JEFF LAGERQUIST: When we talk about public sector pension funds, do you think that there should be a mandate within those firms to support economic development within Canada? You know, if we look at that statistic, obviously, a significant amount of capital is going abroad that we need here. Should we leave that up to the money managers at these funds? Or should there be a mandate there when we talk about public pensions?

KEVIN KRAUSERT: I don't think there should be a mandate. What there should be is a public policy and investment framework that encourages them to invest in Canada on those initiatives. We want our public pensions to be making the best return possible, because we're talking about our families', and our grandparents', and our parents' livelihoods here. And so I think asking them to have a mandate to invest in something other than a return is troublesome.

Creating a framework where these professionals are compelled to invest in these things is good for Canada, it's good for the pension, and it's good for a net zero future. So I would encourage, actually, that needs to be the conversation that we have is, how do we de-risk these technologies through a combination of public-private partnerships to be able to bring them to market to make Canada a global leader and generate superior returns for everyone?

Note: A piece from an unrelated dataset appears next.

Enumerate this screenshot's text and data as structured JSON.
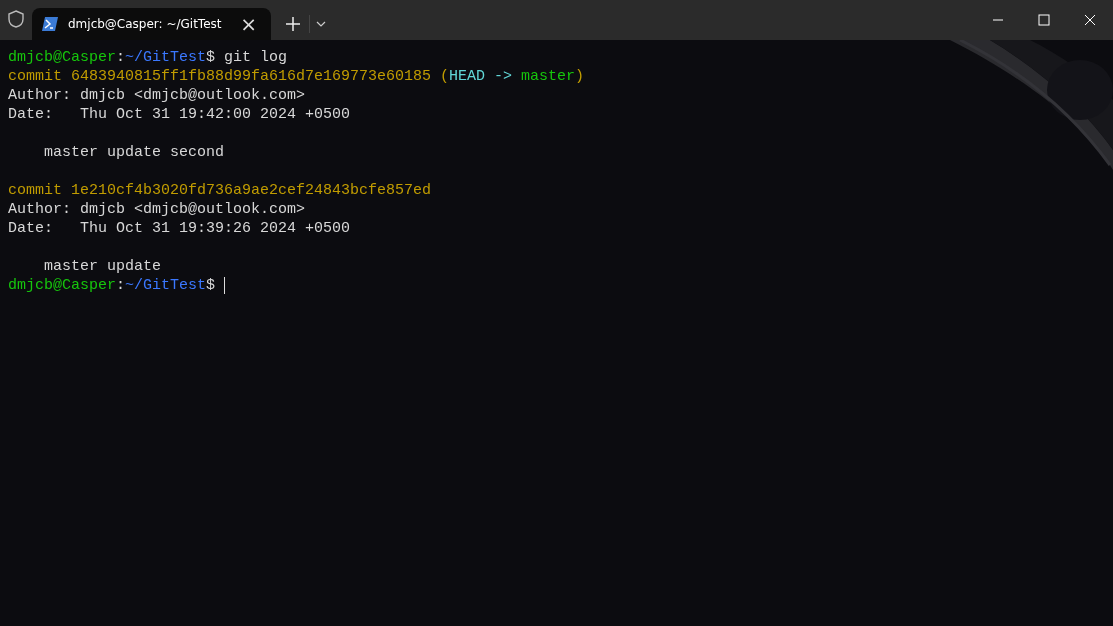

JEFF LAGERQUIST: OK. And just lastly, we only have a few minutes left here, Kevin-- ESG ratings have been widely criticized for inaccuracies and generally being tough to understand. To what extent do you think that's kept institutional investors on the sidelines-- the fact that, you know, it's not always easy to wrap your head around some of these investments? And when you're, like you say, managing money for people's future, that could be a problem.

KEVIN KRAUSERT: Yeah. You know, I'm old enough to remember when it was called corporate social responsibility, or CSR. And then there was this sort of evolution into ESG, which a lot of people just meant the E, in environmental, social, and governance. And then even inside the e, they really just meant carbon.

And so it's definitely evolved. You've got a whole suite of rating agencies doing some, I think, very professional work on really drilling into and understanding what the ESG performance is of a variety of these companies. And that is based upon the verifiable fact that companies who invest in sustainability have, over the long-term, a better financial performance.

Now, inside of those particular ratings, you're going to have a lot of conversations around what's working and what's not working. The reason that e is the probably more prominent one is it's easiest to quantify. It's really easy to say, you know, number of emissions per dollar spent or whatever metric you have. It's a lot harder to say, are we investing in our communities? What are those hard metrics?

But the reality is it's table stakes at this point. You're either in or you're out. If you don't have an ESG report, no institutional equity is going to look at you. If you do, then you can have those conversations.

And while I would say there probably is a slight correlation between stock pricing and an ESG rating, it's probably not as tight as it would be on financial performance. And I see that getting tightened up as we go. But it's more or less table stakes at this point.

JEFF LAGERQUIST: All right, that feels like a good place to end. Kevin, thank you so much for joining me.

KEVIN KRAUSERT: Awesome thanks so much.